There are several areas where contributions would be very welcome:

  • Improve agent-terminal reliability — more robust connection and sync between characters and Claude Code instances
  • Better status detection — find or propose clearer signals for agent state transitions (waiting, done, permission needed)
  • Community assets — freely usable pixel art tilesets or characters that anyone can use without purchasing third-party assets
  • Agent creation and definition — define agents with custom skills, system prompts, names, and skins before launching them
  • Desks as directories — click on a desk to select a working directory, drag and drop agents or click-to-assign to move them to specific desks/projects
  • Claude Code agent teams — native support for agent teams, visualizing multi-agent coordination and communication
  • Git worktree support — agents working in different worktrees to avoid conflict from parallel work on the same files
  • Support for other agentic frameworksOpenCode, or really any kind of agentic experiment you'd want to run inside a pixel art interface (see simile.ai for inspiration)
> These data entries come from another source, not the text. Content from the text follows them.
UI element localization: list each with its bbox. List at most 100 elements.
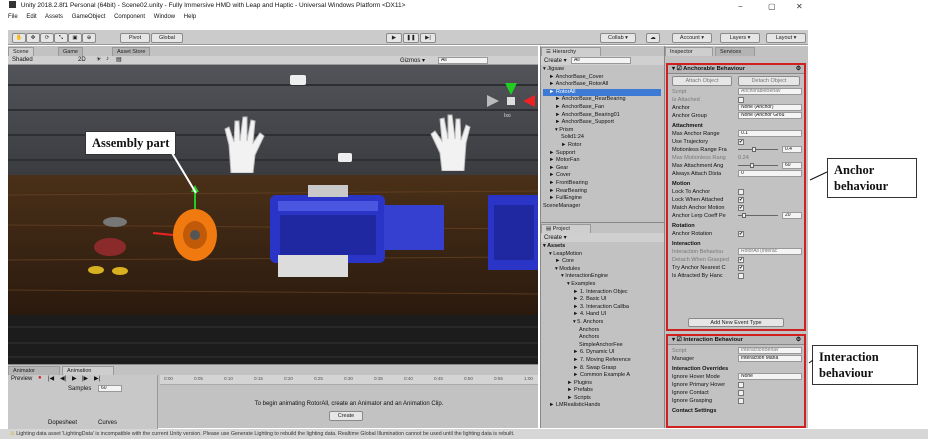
- hierarchy-item[interactable]: Solid1:24: [543, 134, 661, 142]
- checkbox-checked[interactable]: ✔: [738, 231, 744, 237]
- hierarchy-item[interactable]: ► AnchorBase_Fan: [543, 104, 661, 112]
- detach-object-button[interactable]: Detach Object: [738, 76, 800, 86]
- hierarchy-item[interactable]: ► AnchorBase_Cover: [543, 74, 661, 82]
- hierarchy-create-button[interactable]: Create ▾: [544, 57, 567, 64]
- audio-icon[interactable]: ♪: [106, 56, 109, 62]
- checkbox-unchecked[interactable]: [738, 382, 744, 388]
- project-item[interactable]: ► 4. Hand UI: [543, 311, 661, 319]
- next-key-icon[interactable]: |▶: [82, 375, 88, 382]
- checkbox-checked[interactable]: ✔: [738, 205, 744, 211]
- scene-viewport[interactable]: Iso Assembly part: [8, 65, 538, 364]
- project-item[interactable]: SimpleAnchorFee: [543, 342, 661, 350]
- scale-tool-icon[interactable]: ⤡: [54, 33, 68, 43]
- slider-value-field[interactable]: 60: [782, 162, 802, 169]
- effects-icon[interactable]: ▤: [116, 56, 122, 63]
- samples-input[interactable]: 60: [98, 385, 122, 392]
- collab-dropdown[interactable]: Collab ▾: [600, 33, 636, 43]
- project-create-button[interactable]: Create ▾: [544, 234, 567, 241]
- menu-assets[interactable]: Assets: [45, 14, 63, 20]
- checkbox-checked[interactable]: ✔: [738, 265, 744, 271]
- cloud-icon[interactable]: ☁: [646, 33, 660, 43]
- hierarchy-item[interactable]: ► Gear: [543, 165, 661, 173]
- hand-tool-icon[interactable]: ✋: [12, 33, 26, 43]
- tab-project[interactable]: ▤ Project: [541, 224, 591, 233]
- project-item[interactable]: Anchors: [543, 334, 661, 342]
- interaction-header[interactable]: ▾ ☑ Interaction Behaviour ⚙: [668, 336, 804, 345]
- first-key-icon[interactable]: |◀: [48, 375, 54, 382]
- menu-edit[interactable]: Edit: [26, 14, 36, 20]
- menu-component[interactable]: Component: [114, 14, 145, 20]
- preview-toggle[interactable]: Preview: [11, 376, 32, 382]
- component-gear-icon[interactable]: ⚙: [796, 65, 801, 74]
- project-item[interactable]: ▾ InteractionEngine: [543, 273, 661, 281]
- hierarchy-item[interactable]: SceneManager: [543, 203, 661, 211]
- project-item[interactable]: ► LMRealisticHands: [543, 402, 661, 410]
- transform-tool-icon[interactable]: ⊕: [82, 33, 96, 43]
- checkbox-checked[interactable]: ✔: [738, 139, 744, 145]
- checkbox-checked[interactable]: ✔: [738, 197, 744, 203]
- layers-dropdown[interactable]: Layers ▾: [720, 33, 760, 43]
- tab-scene[interactable]: Scene: [8, 47, 34, 56]
- move-tool-icon[interactable]: ✥: [26, 33, 40, 43]
- step-icon[interactable]: ▶|: [420, 33, 436, 43]
- slider-track[interactable]: [738, 147, 778, 152]
- value-field[interactable]: 0.1: [738, 130, 802, 137]
- tab-animator[interactable]: Animator: [8, 366, 60, 375]
- global-toggle[interactable]: Global: [151, 33, 183, 43]
- scene-search-input[interactable]: All: [438, 57, 488, 64]
- rotate-tool-icon[interactable]: ⟳: [40, 33, 54, 43]
- tab-hierarchy[interactable]: ☰ Hierarchy: [541, 47, 601, 56]
- value-field[interactable]: 0: [738, 170, 802, 177]
- hierarchy-item[interactable]: ► RotorAll: [543, 88, 661, 97]
- pause-icon[interactable]: ❚❚: [403, 33, 419, 43]
- project-item[interactable]: ► 6. Dynamic UI: [543, 349, 661, 357]
- record-icon[interactable]: ●: [38, 375, 42, 381]
- tab-asset-store[interactable]: Asset Store: [112, 47, 151, 56]
- slider-value-field[interactable]: 0.4: [782, 146, 802, 153]
- anchorable-header[interactable]: ▾ ☑ Anchorable Behaviour ⚙: [668, 65, 804, 74]
- project-item[interactable]: ► 2. Basic UI: [543, 296, 661, 304]
- hierarchy-item[interactable]: ► AnchorBase_Support: [543, 119, 661, 127]
- tab-game[interactable]: Game: [58, 47, 83, 56]
- lighting-icon[interactable]: ☀: [96, 56, 101, 63]
- menu-window[interactable]: Window: [154, 14, 175, 20]
- project-item[interactable]: ► Common Example A: [543, 372, 661, 380]
- project-item[interactable]: ► 3. Interaction Callba: [543, 304, 661, 312]
- menu-gameobject[interactable]: GameObject: [72, 14, 106, 20]
- 2d-toggle[interactable]: 2D: [78, 57, 86, 63]
- animation-create-button[interactable]: Create: [329, 411, 363, 421]
- value-field[interactable]: Interaction Mana: [738, 355, 802, 362]
- hierarchy-item[interactable]: ► Cover: [543, 172, 661, 180]
- menu-help[interactable]: Help: [184, 14, 196, 20]
- project-item[interactable]: ▾ Assets: [543, 243, 661, 251]
- minimize-button[interactable]: −: [738, 2, 743, 11]
- hierarchy-item[interactable]: ► AnchorBase_Bearing01: [543, 112, 661, 120]
- play-icon[interactable]: ▶: [386, 33, 402, 43]
- close-button[interactable]: ✕: [796, 2, 803, 11]
- hierarchy-search-input[interactable]: All: [571, 57, 631, 64]
- curves-button[interactable]: Curves: [98, 420, 117, 426]
- dopesheet-button[interactable]: Dopesheet: [48, 420, 77, 426]
- gizmos-dropdown[interactable]: Gizmos ▾: [400, 57, 425, 64]
- last-key-icon[interactable]: ▶|: [94, 375, 100, 382]
- shading-dropdown[interactable]: Shaded: [12, 57, 33, 63]
- project-item[interactable]: ► 7. Moving Reference: [543, 357, 661, 365]
- play-anim-icon[interactable]: ▶: [72, 375, 77, 382]
- hierarchy-item[interactable]: ▾ Prism: [543, 127, 661, 135]
- project-item[interactable]: Anchors: [543, 327, 661, 335]
- maximize-button[interactable]: ▢: [768, 2, 776, 11]
- project-item[interactable]: ▾ LeapMotion: [543, 251, 661, 259]
- hierarchy-item[interactable]: ▾ Jigsaw: [543, 66, 661, 74]
- value-dropdown[interactable]: None: [738, 373, 802, 380]
- slider-value-field[interactable]: 20: [782, 212, 802, 219]
- hierarchy-item[interactable]: ► MotorFan: [543, 157, 661, 165]
- tab-animation[interactable]: Animation: [62, 366, 114, 375]
- account-dropdown[interactable]: Account ▾: [672, 33, 712, 43]
- component-gear-icon[interactable]: ⚙: [796, 336, 801, 345]
- hierarchy-item[interactable]: ► RearBearing: [543, 188, 661, 196]
- timeline-ruler[interactable]: 0:00 0:05 0:10 0:15 0:20 0:25 0:30 0:35 0:40 0:45…: [160, 375, 538, 385]
- slider-track[interactable]: [738, 163, 778, 168]
- pivot-toggle[interactable]: Pivot: [120, 33, 150, 43]
- prev-key-icon[interactable]: ◀|: [60, 375, 66, 382]
- slider-handle[interactable]: [752, 147, 757, 152]
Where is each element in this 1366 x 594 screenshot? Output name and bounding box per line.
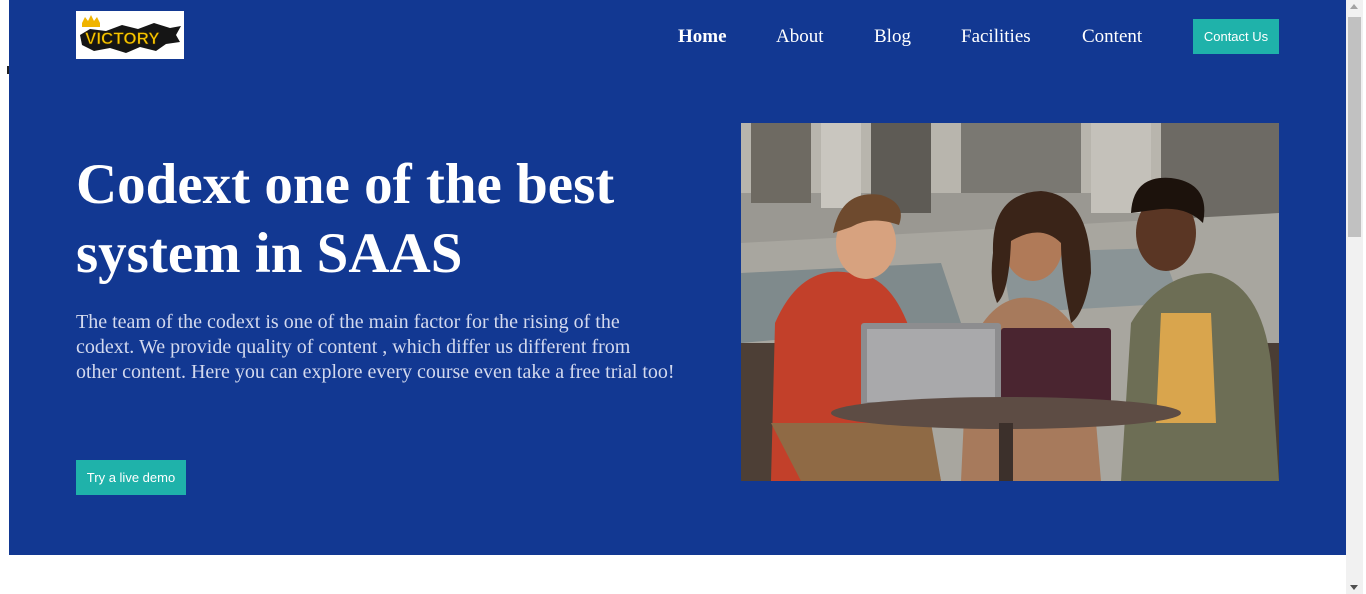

If any of these interest you, feel free to open an issue or submit a PR.

Contributions

See CONTRIBUTORS.md for instructions on how to contribute to this project.

Please read our Code of Conduct before participating.

Supporting the Project

If you find Pixel Agents useful, consider supporting its development:

GitHub Sponsors Ko-fi

License

This project is licensed under the MIT License.